Savunma Sanayii Müsteşarı İsmail Demir, Altay Projesi’nin seri üretim noktasında hangi aşamada olduğu ve uçak gemisi yapımı ve tedariki noktasındaki Türkiye’nin ne noktada olduğuna ilişkin konuştu.
Savunma Sanayii Müsteşarı İsmail Demir, Savunma Sanayii Müsteşarlığı’nın 31. kuruluş yıldönümünde, savunma sanayii alanında gelinen noktayı, mevcut projeleri ve yeni dönem stratejilerini değerlendirmek üzere basın mensupları ile Savunma Sanayii Müsteşarlığı’nda düzenlenen kahvaltıda bir araya geldi.
2030 yılında Türk Hava Kuvvetleri filosunun tamamının yerli uçaklardan oluşup oluşmayacağı ile ilgili soru üzerine Demir, "2030’da Türk Hava Kuvvetleri’nin filosunun tamamı yerli uçaklardan oluşmayacak. Şu anda F-35 projesine ortak ülkelerden birisiyiz ve çok sayıda F-35 uçağımızın filoda olacağını tahmin ediyoruz. 2030’da beklentimiz, Türk yapımı bir uçağın, Silahlı Kuvvetlerimiz bünyesinde hizmet veriyor olacağı. Bu uçakların şu kadar adet olacağından bahsetmiyoruz ama tam fonksiyonel, Silahlı Kuvvetlerimizin arzu ettiği hizmeti görebilecek niteliklere sahip uçağın filoda olacağından bahsediyoruz. Bahsettiğimiz bir dizi proje, bunlar adım adım yapılacak projeler, 2030’da bunlar gerçekleşecek demiyoruz ama her bir proje için bu bir yolculuk, yolculuğa çıkmak önemli. Yolun daha başındayız, iyi yürüyoruz diyebiliriz ama koşmamız gerektiğini biliyoruz, koşar adımlarla gitmek için de bazı alt yapı asli unsurları, insan kaynağı, sanayileşmenin yaygınlaştırılması gibi konuların önemli olduğunu düşünüyoruz" cevabını verdi.
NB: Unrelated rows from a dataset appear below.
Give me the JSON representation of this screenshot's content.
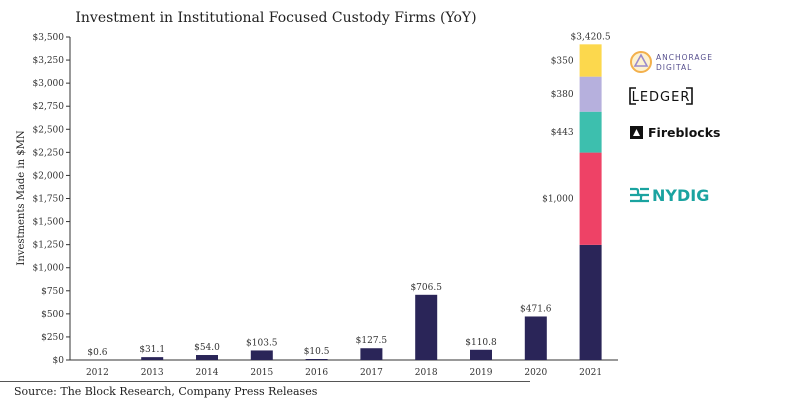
{
  "chart_data": {
    "type": "bar",
    "title": "Investment in Institutional Focused Custody Firms (YoY)",
    "xlabel": "",
    "ylabel": "Investments Made in $MN",
    "ylim": [
      0,
      3500
    ],
    "yticks": [
      0,
      250,
      500,
      750,
      1000,
      1250,
      1500,
      1750,
      2000,
      2250,
      2500,
      2750,
      3000,
      3250,
      3500
    ],
    "ytick_labels": [
      "$0",
      "$250",
      "$500",
      "$750",
      "$1,000",
      "$1,250",
      "$1,500",
      "$1,750",
      "$2,000",
      "$2,250",
      "$2,500",
      "$2,750",
      "$3,000",
      "$3,250",
      "$3,500"
    ],
    "grid": false,
    "categories": [
      "2012",
      "2013",
      "2014",
      "2015",
      "2016",
      "2017",
      "2018",
      "2019",
      "2020",
      "2021"
    ],
    "values": [
      0.6,
      31.1,
      54.0,
      103.5,
      10.5,
      127.5,
      706.5,
      110.8,
      471.6,
      3420.5
    ],
    "value_labels": [
      "$0.6",
      "$31.1",
      "$54.0",
      "$103.5",
      "$10.5",
      "$127.5",
      "$706.5",
      "$110.8",
      "$471.6",
      "$3,420.5"
    ],
    "bar_color": "#2a2558",
    "stacked_2021": [
      {
        "name": "NYDIG",
        "value": 1000,
        "label": "$1,000",
        "color": "#ee4266"
      },
      {
        "name": "Fireblocks",
        "value": 443,
        "label": "$443",
        "color": "#3dbfae"
      },
      {
        "name": "LEDGER",
        "value": 380,
        "label": "$380",
        "color": "#b6b0dd"
      },
      {
        "name": "ANCHORAGE DIGITAL",
        "value": 350,
        "label": "$350",
        "color": "#fcd84d"
      }
    ],
    "legend": "right"
  },
  "logos": [
    {
      "name": "anchorage-digital-logo",
      "lines": [
        "ANCHORAGE",
        "DIGITAL"
      ]
    },
    {
      "name": "ledger-logo",
      "text": "LEDGER"
    },
    {
      "name": "fireblocks-logo",
      "text": "Fireblocks"
    },
    {
      "name": "nydig-logo",
      "text": "NYDIG"
    }
  ],
  "source": "Source: The Block Research, Company Press Releases"
}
"SAVUNMAYA YAPILAN HARCAMALARIN ARTMASI GEREKİYOR"
Demir, son dönemde Türkiye’nin istediği ülkeden istediği silahı alıp almadığı ile ilgili ve savunma sanayiine yapılan harcamanın artması ile ilgili sorulan sorular üzerine de, "Savunmaya yapılan harcamaların zaten artması gerekiyor. NATO’nun bu konuda belirli politikaları var, bir NATO ülkesi olarak daha Türkiye o limite bile erişmedi. Türkiye belirli konularda hala savunma harcamalarını arttırma durumunda. Bizim şu anda artış olarak gördüğümüz rakamlar aslında NATO üyesi ülkelerindeki artışın altında kaldığını söyleyebiliriz. Her türlü savunma ürününü aldığımızda belirli bir müsaade süreciniz var bu müsaade süreci dünyanın en stabil olduğu durumlarda da söz konusu, karmaşık olduğu zamanlarda da söz konusu. Bazen bu süreçlerin belli ülkelerde uzayabilir ama ’biz şu ürünü size asla vermeyiz’ diye bir tavırdan ziyade belirli geciktirmelere ve sorular söz konusu" diye konuştu.

ALTAY PROJESİ VE UÇAK GEMİSİ
Altay Projesi’nin seri üretim noktasında hangi aşamada olduğu ve uçak gemisi yapımı ve tedariki noktasındaki Türkiye’nin ne noktada olduğuna ilişkin sorular üzerine ise Demir, "Sözleşme gereği geliştirme yapan firmadan seri üretim teklifleri almamız gerekiyordu onu yaptık. Sonrasında tekrar yenilenmiş bir teklif istedik, onun değerlendirilmesi şu anda tamamlanmak üzere, o değerlendirme aşamasından sonra bir şey söyleyebiliriz. LHD gemimizin şu anda imalatına devam ediliyor, helikopter gibi kalkabilecek bir gemi. Uçak gemisi olarak adlandırılıyor kamuoyunda. Şu anda öncelikli olarak helikopterin iniş kalkış yapabileceği bir gemi olarak düşünülüyor. Genel olarak Silahlı Kuvvetlerin ihtiyaç ve gelecek planlamaları bazında bize bir uçak gemisi siparişi gelirse Türkiye bunu yapabilecek kabiliyette midir? Ben bu kabiliyette olduğumuza inanıyorum" ifadesini kullandı.
Demir, bir gazetecinin, "Fethullahçı terör örgütü mensuplarının Türkiye’nin stratejik savunma projelerinde özellikle Silahlı Kuvvetler içindeki unsurlarında pozisyon aldığı, bunlara nüfuz ettiği, bunların yerli ve milli karakterini büyük ölçüde bozduğu şeklinde değerlendirmeler var, sizin herhangi bir tespitiniz oldu mu bu konuda?" sorusu üzerine, "Biz, şu spesifik olayda şöyle bir şey oldu demek yerine bazı projelerimizin kabulü, araştırma aşamalarında arkadaşlarımızın bazen anlamlandırmada güçlük çektiği konular olmuştu geçmişte. Geriye dönüp baktıklarında acaba bu anlamlandırmada güçlük çektiğimiz konular bununla ilgili midir? Bu yapılanmanın bir yavaşlatması mıdır? diye soruların aklımıza geldiği oluyor ama somut olarak şu veya bu olaydan bahsetmemiz gerekirse o hususta bir şey söylemem çok doğru olmaz" şeklinde konuştu.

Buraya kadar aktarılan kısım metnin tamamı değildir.